The sampling method we define here is as follows:

$${a}={\left\{\begin{array}{cc}\hat{y} & {N}_{\rm{ite}}=1\\ \hat{y}+\beta {\sigma }^{2} & {N}_{\rm{ite}}\ge 2\end{array}\right.}$$
(34)

where \({\hat{y}}\) and σ2 are the predicted activity value and uncertainty, a is the acquisition score, Nite is the number of iterations and β is a user-defined parameter adjusting the exploration–exploitation trade-off. Different values of β correspond to three different situations:

  • β is equal to zero. It is a purely exploitation-oriented AL scenario where the users do not take uncertainty into consideration.

  • β is more than zero (a hybrid AL scenario). This sampling strategy is model-oriented or in favor of ‘exploration’. Samples with greater uncertainty have a higher possibility to be selected (meaning more structure–activity relationship will be explored), so that the fine-tuned model’s applicability domain may be expanded and the model is expected to give more reliable predictions in the followed iterations.

  • β is less than zero. This sampling strategy is user-oriented or in favor of ‘exploitation’. In a real-world scenario, the compounds with the highest predicted activity values will be selected for further experimental verification. However, compounds with greater uncertainty are more likely to be overestimated. Given this point, users may tend to treat uncertainty as a penalty term to ensure the data quality in this iteration.

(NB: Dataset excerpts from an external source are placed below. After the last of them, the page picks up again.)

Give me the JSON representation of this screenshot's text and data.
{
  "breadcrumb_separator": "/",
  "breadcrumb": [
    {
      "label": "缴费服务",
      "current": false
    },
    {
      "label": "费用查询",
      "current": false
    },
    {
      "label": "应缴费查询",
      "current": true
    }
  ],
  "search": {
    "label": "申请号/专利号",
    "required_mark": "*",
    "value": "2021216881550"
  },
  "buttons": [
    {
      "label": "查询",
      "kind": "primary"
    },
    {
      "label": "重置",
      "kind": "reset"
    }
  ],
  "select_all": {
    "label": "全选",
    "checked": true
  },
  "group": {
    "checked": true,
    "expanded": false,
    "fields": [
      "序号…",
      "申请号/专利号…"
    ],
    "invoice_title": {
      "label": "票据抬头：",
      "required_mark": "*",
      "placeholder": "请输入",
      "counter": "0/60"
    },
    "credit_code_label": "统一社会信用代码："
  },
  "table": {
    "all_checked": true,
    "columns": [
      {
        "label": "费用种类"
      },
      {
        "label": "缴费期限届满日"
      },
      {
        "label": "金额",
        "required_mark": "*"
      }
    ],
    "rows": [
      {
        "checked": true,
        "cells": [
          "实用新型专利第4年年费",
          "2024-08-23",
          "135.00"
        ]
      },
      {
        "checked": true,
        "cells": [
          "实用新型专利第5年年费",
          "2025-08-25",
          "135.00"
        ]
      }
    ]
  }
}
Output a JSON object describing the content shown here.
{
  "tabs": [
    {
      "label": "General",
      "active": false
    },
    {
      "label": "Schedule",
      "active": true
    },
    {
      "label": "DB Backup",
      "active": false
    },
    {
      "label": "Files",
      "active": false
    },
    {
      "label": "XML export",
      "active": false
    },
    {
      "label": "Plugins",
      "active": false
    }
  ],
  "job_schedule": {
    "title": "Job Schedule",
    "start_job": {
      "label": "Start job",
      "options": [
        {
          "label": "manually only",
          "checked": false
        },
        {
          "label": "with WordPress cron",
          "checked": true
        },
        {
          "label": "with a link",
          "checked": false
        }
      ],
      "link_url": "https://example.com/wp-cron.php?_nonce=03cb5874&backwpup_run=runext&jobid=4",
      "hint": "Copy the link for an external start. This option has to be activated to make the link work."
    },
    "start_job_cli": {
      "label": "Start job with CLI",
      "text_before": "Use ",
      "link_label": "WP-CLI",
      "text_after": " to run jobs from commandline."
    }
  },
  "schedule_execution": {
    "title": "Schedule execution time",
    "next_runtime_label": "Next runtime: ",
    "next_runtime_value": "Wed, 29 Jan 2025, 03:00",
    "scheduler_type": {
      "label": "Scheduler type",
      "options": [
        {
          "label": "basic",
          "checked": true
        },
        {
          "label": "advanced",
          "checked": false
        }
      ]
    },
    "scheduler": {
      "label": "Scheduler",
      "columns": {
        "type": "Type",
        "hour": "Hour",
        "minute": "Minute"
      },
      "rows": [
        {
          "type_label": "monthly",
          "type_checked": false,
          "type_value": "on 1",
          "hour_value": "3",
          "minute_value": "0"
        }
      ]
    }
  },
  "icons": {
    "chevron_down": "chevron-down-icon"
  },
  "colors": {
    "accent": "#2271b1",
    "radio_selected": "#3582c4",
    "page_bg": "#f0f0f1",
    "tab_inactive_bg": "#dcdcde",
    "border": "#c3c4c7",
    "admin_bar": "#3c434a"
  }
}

The strategies mentioned above are all simulated in our work (β = 0, 2, −2, respectively), and six independent runs with different random seeds are conducted.

Statistics and reproducibility

The P values to test for differences in ablation experiments were calculated using a two-sided Wilcoxon signed rank test. The sample size for each analysis was determined by the maximum number of eligible samples available in the respective datasets. The study design did not require blinding. The model’s performance testing involves randomness in the selection of test and reference samples. To mitigate its impact, we conducted multiple repeated experiments using controlled random seed settings (n = 10). To reproduce the primary results of this research, refer to the analytical pipeline available at https://doi.org/10.5281/zenodo.8275244 (ref. 50).

Reporting summary

Further information on research design is available in the Nature Portfolio Reporting Summary linked to this Article.